Wanting to add unique contraint to existing table but it might have duplicates

Hey there,
as the title says, there is a table that i want to add a unique constraint to it based on 2 fields user_id and topic_id, but it might be that there are duplicates, or records where these 2 match, so the index creation would fail.
How could i check if there are duplicates and if so only keep the newest one, and delete the potential older ones?
to me querying the whole table and then doing it in the code is unappealing, so i’d be looking for something with more ecto or sql action

Thanks

I’d do a subquery to select all user_id/topic_id combinations with more then 1 appearance and use that together with window functions to select all but the most recent entry with such a combination. Delete everything still in the resultset.

1 Like

In “pure Ecto” it will be possible, but it would be probably easier in raw SQL. So you need to state what DB are you using. But in general look at having.

1 Like

postgresql

Written from memory so I cannot guarantee the result, but it should be something like that (probably with few small modifications).
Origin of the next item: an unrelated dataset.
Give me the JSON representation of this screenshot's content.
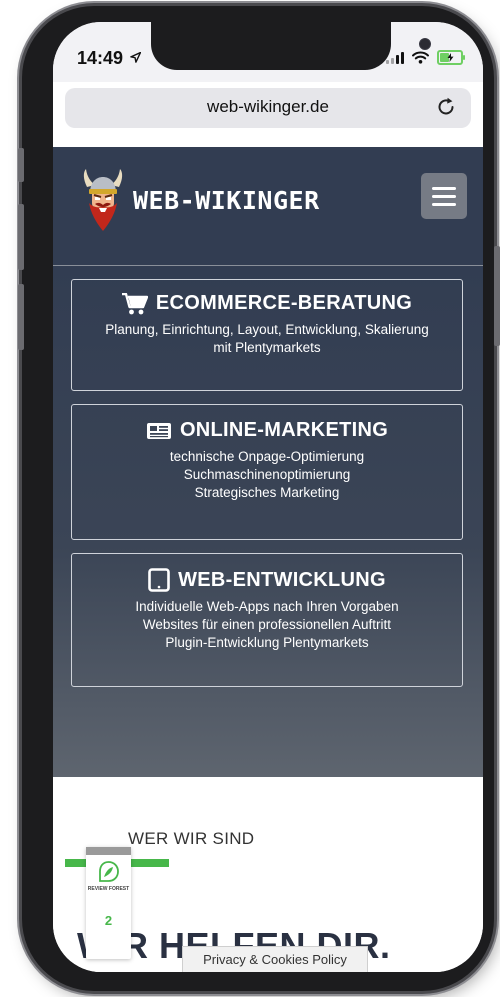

DELETE FROM table WHERE id IN (
  SELECT
    id,
    inserted_at,
    last_value(inserted_at) OVER (PARTITION BY user_id, topic_id ORDER BY inserted_at ASC) last
  FROM table WHERE last <> inserted_at
)
1 Like

DELETE FROM users_topics WHERE id IN
    (SELECT 
     id
    FROM 
        (SELECT id,
         ROW_NUMBER() OVER( PARTITION BY user_id,
         topic_id
        ORDER BY updated_at DESC) AS row_num
        FROM users_topics ) t
        WHERE t.row_num > 1 );
1 Like